By 1980, I started taking a real interest in baseball. But unlike most sons, I started liking the team my Dad despised, the Yankees. This happened because the Mets were so bad, my Dad would curse at the TV and change the channel to the Yankees game to watch what he called “competitive baseball” and root against the Yankees. Well, that exposure to the Yankees turned me into a Yankee fan. Had the Mets been good in the late 70s/early 80s I most likely would have been exposed more to them and been a fan of theirs. (I am very thankful things turned out the way they did….sorry Dad)

That summer I started collecting baseball cards, which I still have. When I wasn’t listening to music, I was riding my bike up to the gas station to buy packs of baseball cards, hoping to accumulate the entire set of 726 Topp’s cards by summer’s end. By late August I was ONE card away from the full set. I was missing the card of Geoff Zahn, some scrub pitcher from the Minnesota Twins. For some reason, no matter how many packs I talked my parents into buying for me, no Geoff Zahn! I was devastated. One day, a week or so before 4th grade started, I was chatting with a kid named Kenny who lived across the street from me, telling him how upset I was not having that Geoff Zahn card to complete my set. He ran up to his room and came back with not one, not two, but THREE Geoff Zahn cards. Of course, he had leverage and talked me in to trading my extra Reggie Jackson, Jim Rice and Mike Schmidt cards for the coveted Geoff Zahn. I pulled off the trade without hesitation. The 1980 Topps set was complete.

I turned 9 years old in July of that summer and the ONLY thing I wanted for my birthday was a bicycle radio to mount to the handlebars of my 1978 Huffy Thunder Road bike. I hated riding my bike around the neighborhood and not being able to listen to music. Even back then, I HAD to have music on just about all the time. I can vividly remember my grandparents pulling up to my house on my 9th birthday.
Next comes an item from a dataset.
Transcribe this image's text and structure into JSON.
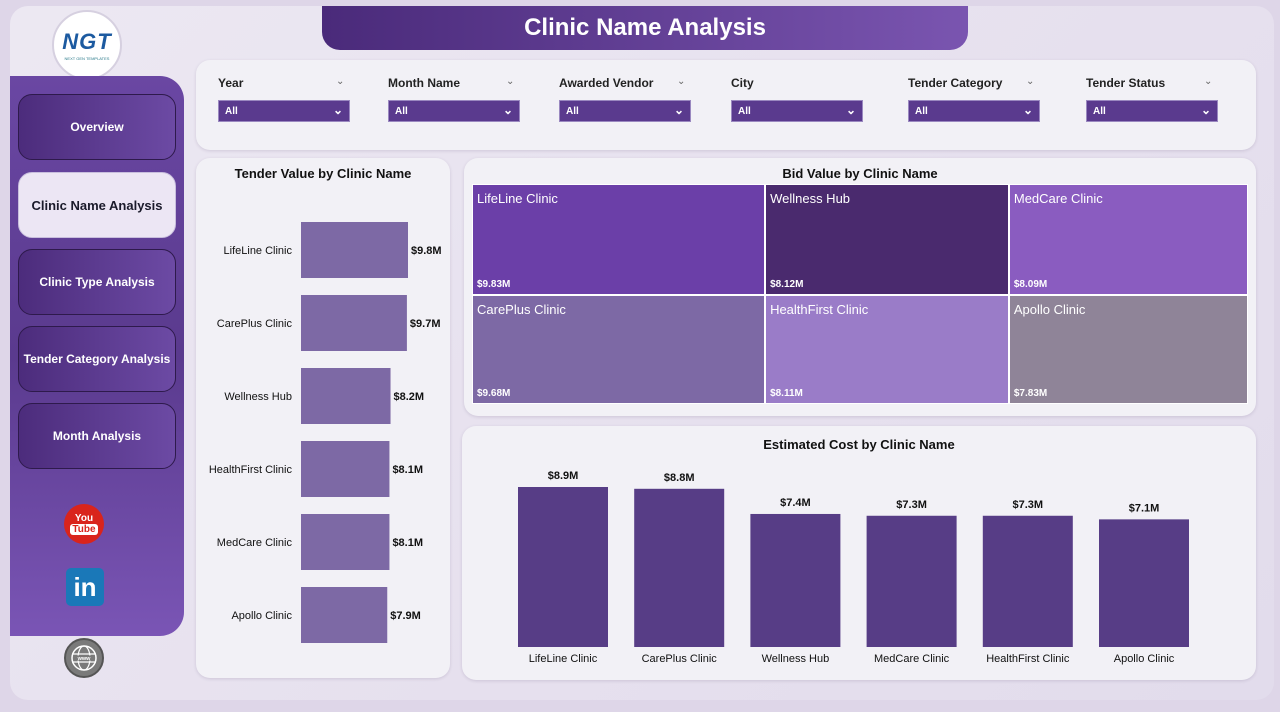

My grandfather got out of his white 1975 Dodge Dart Sport and asked “Where’s your bike?” I answered “In the shed.” He said “Go get it!” I ran as fast as I could to get that bike, still not really knowing what was going on (come on, I was NINE!). I came around from the back of the house and my grandfather was standing in the driveway with a screwdriver in one hand and a white plastic bag in the other. He handed me the bag and told me to open it. In the bag was the bike radio, no fancy birthday wrapping, no gift bag, it was just sitting in a plain white plastic store bag. I remember the feeling of elation as I pulled it out of the bag and my grandfather saying “Let’s put it on the bike.” My grandfather put the 9 volt battery into the radio, then mounted the silver bracket on to the black handlebars of my Huffy, then slid the radio on to the bracket. There it was, my brand new Concept 2000 brand AM bicycle radio! My grandfather asked “Well, aren’t you going to try it?!” I didn’t even answer, I flipped the little power switch and turned on the radio, got some static, but once the dial hit 660 WNBC (NYC) “The Rose” by Bette Midler came blaring through that tiny speaker and I was on cloud nine!

I rode that bike in circles in front of my house and up and down the block until it got dark that night with that radio playing “Steal Away” by Robbie Dupree, “It’s Still Rock n Roll To Me” by Billy Joel, “Coming Up” by Paul McCartney, “Cars” by Gary Numan, “Magic” by Olivia Newton-John and so many other great tunes from that summer. When I rode by the other kids playing on the block, they looked up wondering where the music was coming from…but I knew…it was coming from that totally awesome radio mounted to my Huffy.

Summer turned to fall, 4th grade went off with out a hitch, my new teacher Mr. Carlson was even cooler than I imagined, and my childhood continued….but I never forgot that magical summer of 1980.